Community-Supported Agriculture

A new trend has been emerging where the farmers sell directly to consumers without the added costs of the middleman. Community-Supported Agriculture (CSA) is a system by which consumers “subscribe” to the harvests of local farms. For example, you pay an annual or monthly fee, and your food is ready for pick up at a designated day/location each week. If you are lucky, some farms will deliver the food to your door! CSAs are great because you buy directly from the farm, which even if they are labeled organic, you don’t pay for the markup that the middleman would add on to it.

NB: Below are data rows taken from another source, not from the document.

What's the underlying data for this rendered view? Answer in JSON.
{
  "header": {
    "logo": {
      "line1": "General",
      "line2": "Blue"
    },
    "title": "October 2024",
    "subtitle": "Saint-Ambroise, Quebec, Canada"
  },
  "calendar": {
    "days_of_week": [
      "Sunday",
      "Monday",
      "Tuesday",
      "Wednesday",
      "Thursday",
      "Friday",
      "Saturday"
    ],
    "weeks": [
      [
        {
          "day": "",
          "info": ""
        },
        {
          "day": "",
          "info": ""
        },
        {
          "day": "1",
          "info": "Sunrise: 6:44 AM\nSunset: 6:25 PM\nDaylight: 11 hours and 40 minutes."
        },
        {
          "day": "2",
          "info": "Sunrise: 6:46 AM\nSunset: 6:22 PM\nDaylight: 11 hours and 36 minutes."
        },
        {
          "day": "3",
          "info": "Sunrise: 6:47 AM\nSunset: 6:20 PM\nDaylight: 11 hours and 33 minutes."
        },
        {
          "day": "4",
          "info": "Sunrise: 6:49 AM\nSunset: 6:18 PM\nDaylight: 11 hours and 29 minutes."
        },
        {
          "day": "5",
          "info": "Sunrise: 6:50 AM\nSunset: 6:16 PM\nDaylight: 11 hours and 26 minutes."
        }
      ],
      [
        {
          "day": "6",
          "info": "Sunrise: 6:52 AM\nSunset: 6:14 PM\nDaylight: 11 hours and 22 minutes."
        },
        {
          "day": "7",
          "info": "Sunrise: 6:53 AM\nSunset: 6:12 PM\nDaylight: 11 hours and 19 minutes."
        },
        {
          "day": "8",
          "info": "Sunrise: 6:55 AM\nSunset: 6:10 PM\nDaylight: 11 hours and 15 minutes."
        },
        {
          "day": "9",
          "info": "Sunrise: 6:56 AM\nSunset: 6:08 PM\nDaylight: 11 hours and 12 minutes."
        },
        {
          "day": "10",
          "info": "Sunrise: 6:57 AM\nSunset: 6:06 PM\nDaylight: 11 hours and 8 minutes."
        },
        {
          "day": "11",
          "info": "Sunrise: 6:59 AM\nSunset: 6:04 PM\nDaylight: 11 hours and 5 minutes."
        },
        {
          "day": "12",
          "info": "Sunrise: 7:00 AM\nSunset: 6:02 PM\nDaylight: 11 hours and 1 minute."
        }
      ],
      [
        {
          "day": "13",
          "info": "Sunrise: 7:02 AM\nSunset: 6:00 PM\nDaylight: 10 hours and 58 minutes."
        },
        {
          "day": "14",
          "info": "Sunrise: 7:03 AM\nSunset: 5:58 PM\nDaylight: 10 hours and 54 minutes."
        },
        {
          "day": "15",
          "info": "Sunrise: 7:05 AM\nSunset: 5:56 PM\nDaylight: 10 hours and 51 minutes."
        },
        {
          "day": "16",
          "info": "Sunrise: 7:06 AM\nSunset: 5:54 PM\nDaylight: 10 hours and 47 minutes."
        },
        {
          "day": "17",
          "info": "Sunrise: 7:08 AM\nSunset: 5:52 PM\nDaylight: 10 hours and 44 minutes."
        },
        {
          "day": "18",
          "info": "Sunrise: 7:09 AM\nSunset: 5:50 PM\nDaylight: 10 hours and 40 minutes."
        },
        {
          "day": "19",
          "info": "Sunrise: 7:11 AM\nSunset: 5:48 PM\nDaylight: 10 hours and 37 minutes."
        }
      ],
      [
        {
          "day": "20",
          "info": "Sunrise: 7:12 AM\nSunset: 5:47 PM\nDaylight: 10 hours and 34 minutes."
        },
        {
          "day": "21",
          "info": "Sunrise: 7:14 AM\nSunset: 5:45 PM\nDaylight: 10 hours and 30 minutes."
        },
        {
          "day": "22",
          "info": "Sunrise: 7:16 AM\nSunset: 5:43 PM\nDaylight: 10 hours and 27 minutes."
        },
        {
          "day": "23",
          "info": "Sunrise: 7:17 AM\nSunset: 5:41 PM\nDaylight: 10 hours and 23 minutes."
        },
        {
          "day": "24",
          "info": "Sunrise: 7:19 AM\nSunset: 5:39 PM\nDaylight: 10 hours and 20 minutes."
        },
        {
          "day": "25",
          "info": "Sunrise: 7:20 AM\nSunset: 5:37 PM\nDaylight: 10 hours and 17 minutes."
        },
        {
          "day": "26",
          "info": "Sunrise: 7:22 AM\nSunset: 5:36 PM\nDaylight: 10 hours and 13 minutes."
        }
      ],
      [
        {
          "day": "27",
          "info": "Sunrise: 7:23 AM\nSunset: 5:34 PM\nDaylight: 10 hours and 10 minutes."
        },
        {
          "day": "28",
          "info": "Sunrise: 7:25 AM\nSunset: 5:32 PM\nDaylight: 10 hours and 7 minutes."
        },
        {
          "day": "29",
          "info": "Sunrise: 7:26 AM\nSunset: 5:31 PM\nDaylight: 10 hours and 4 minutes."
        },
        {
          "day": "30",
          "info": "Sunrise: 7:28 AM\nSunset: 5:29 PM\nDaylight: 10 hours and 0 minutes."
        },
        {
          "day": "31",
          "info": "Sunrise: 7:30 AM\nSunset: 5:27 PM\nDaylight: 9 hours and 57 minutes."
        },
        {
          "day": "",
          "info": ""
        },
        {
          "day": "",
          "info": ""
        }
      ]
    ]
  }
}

Best of all, CSAs are available in urban and rural markets. Check out www.localharvest.com, which has a searchable directory of CSAs by zip code. You can find if there is a CSA near you and pick which farm (or farms) you’d like to subscribe to. Usually, the CSA season lasts from late spring to autumn—about 20-25 weeks of food deliveries each week. A warning about CSAs: Most farms will give you A LOT of food, and a lot of the same vegetable in one week’s batch. For example, plan to eat a whole bunch of squash, carrots and beets in the fall. Talk to farmers in CSAs about which foods will be in the next week’s deliveries so you can plan your meals in advance.

Organic Food for Thought

Organic food is often higher in nutrients and devoid of added GMOs and chemicals. You can also be sure that you’re not supporting unsustainable (and sometimes immoral) factory farming when you eat organic foods.

What it comes down to is this: You have to be smart about what you eat. So simple, yet so important. Depending on your access to organic foods, some trade-offs have to be made. But that doesn’t mean you should stop looking and asking. After all, the organic food revolution (like everything in our economy) was born out of demand, not supply.

I have no doubt that more research is going to show that GMOs are more widespread and more harmful than previously believed. As a result, farmers are growing more and stores are stocking more. Your voice—and your wallet—can make a difference.